Thorneycroft may claim to have done more than anyone else to steady and then to strengthen the pound, even if in his term he achieved only stability. He emerges after his resignation a very much stronger Tory figure than he seemed before it. He is adamant that Britain’s prime need is a stable currency, that this will in time produce greater individual benefits than subsidized welfare, and that a definite limit must be put on government spending.

Amory, succeeding him, has agreed to more government spending than was estimated last year. But Thorneycroft’s gesture has focused a dazzling light on the high cost of government and the relation of that high cost to the value of money. Even socialists have had to admit that in the future, planning and controls will not be enough but that cuts in state spending will have to be made. Socialists would make them in defense.

The government is still intent on proving that an inflation, even if provoked by the continual increase of wages in excess of output, can be overcome by orthodox monetary means without producing a slump. It appointed a Council on Wages, Prices, and Productivity which infuriated trade-union opinion by heartily endorsing that conclusion.

Unemployment slowly increased (to 2 per cent) throughout the spring. But permanent officials of the Treasury have recently put forward a confident view that “the scope for more efficient production has been much increased by the extra capacity installed in the past three years.”

But more people, notably among trade unionists, are beginning to wonder whether perhaps inflation was not the goose that laid the golden eggs. Is it victory that has been achieved, or execution? Certainly the “extra capacity” cannot be used unless there is an increase in effective demand.

The disturbing thought is that in Britain’s circumstances an increase in demand has got to come from overseas. Were it to come from the home market it might unbalance Britain’s trade again and cause another run on the pound.

Americans thus may be well advised to expect as close and critical an appraisal by Britain of American trade and economic policy as of American diplomacy. The recent phase of difficulty in Anglo-American relations, which has lasted longer than most periods of friction in the past, may by this token be extended a little longer.

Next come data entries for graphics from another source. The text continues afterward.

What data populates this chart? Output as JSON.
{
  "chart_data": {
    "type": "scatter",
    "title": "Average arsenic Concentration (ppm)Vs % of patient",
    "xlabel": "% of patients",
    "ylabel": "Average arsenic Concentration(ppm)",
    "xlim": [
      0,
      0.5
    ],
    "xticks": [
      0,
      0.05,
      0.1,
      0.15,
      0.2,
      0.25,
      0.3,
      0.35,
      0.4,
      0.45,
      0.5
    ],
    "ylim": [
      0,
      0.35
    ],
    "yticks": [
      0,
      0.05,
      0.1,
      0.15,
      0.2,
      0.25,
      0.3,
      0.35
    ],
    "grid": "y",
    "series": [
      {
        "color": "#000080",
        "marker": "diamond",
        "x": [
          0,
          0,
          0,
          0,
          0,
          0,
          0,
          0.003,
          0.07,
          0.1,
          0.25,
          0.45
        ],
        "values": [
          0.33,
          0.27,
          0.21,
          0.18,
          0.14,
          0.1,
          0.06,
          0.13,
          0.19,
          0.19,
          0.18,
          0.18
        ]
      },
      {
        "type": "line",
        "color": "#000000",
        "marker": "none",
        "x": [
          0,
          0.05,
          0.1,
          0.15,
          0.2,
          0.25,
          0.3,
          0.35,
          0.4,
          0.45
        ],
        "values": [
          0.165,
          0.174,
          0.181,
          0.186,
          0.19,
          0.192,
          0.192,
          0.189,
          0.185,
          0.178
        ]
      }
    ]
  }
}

For four months the United States recession had no visible effect on Britain. Even British cars went on selling merrily in America. This was indeed fortunate, for a reflected slump on top of everything else could have split the alliance.

Nuclear power

Americans may be surprised to learn that they have been accused of being ungenerous — not in cash, but in kindness. Some very hard things were said of the United States over the simultaneous Anglo-American release of information on joint progress toward useful thermonuclear power. The British believed they had achieved a “first” but had been denied credit for it.

That the letters in “Zeta” stand for Zero Energy Thermonuclear Assembly, describing a machine that was never intended to produce H-power, did not do so, and has not done so yet, has mattered not a bit. Zeta was and is the biggest piece of experimental thermonuclear hardware in the world. It first produced pulses of heat hotter than the surface of the sun (proving that H-power certainly will one day be practical) on August 30, 1957, three months before similar temperatures were reached in a much smaller machine and in pulses a thousand times shorter in duration at Los Alamos.

This record, the British felt, deserved more than a short acknowledgment between parentheses in the final sentence of the final paragraph of the last of the United States technical papers released on January 24.

Zeta, as a morale raiser, is Britain’s Sputnik and Explorer combined. The British may not be in the space race, but they are convinced they are the prime movers who before long will bring the world the immeasurable benefits of inexhaustible energy from the drops of water in the oceans.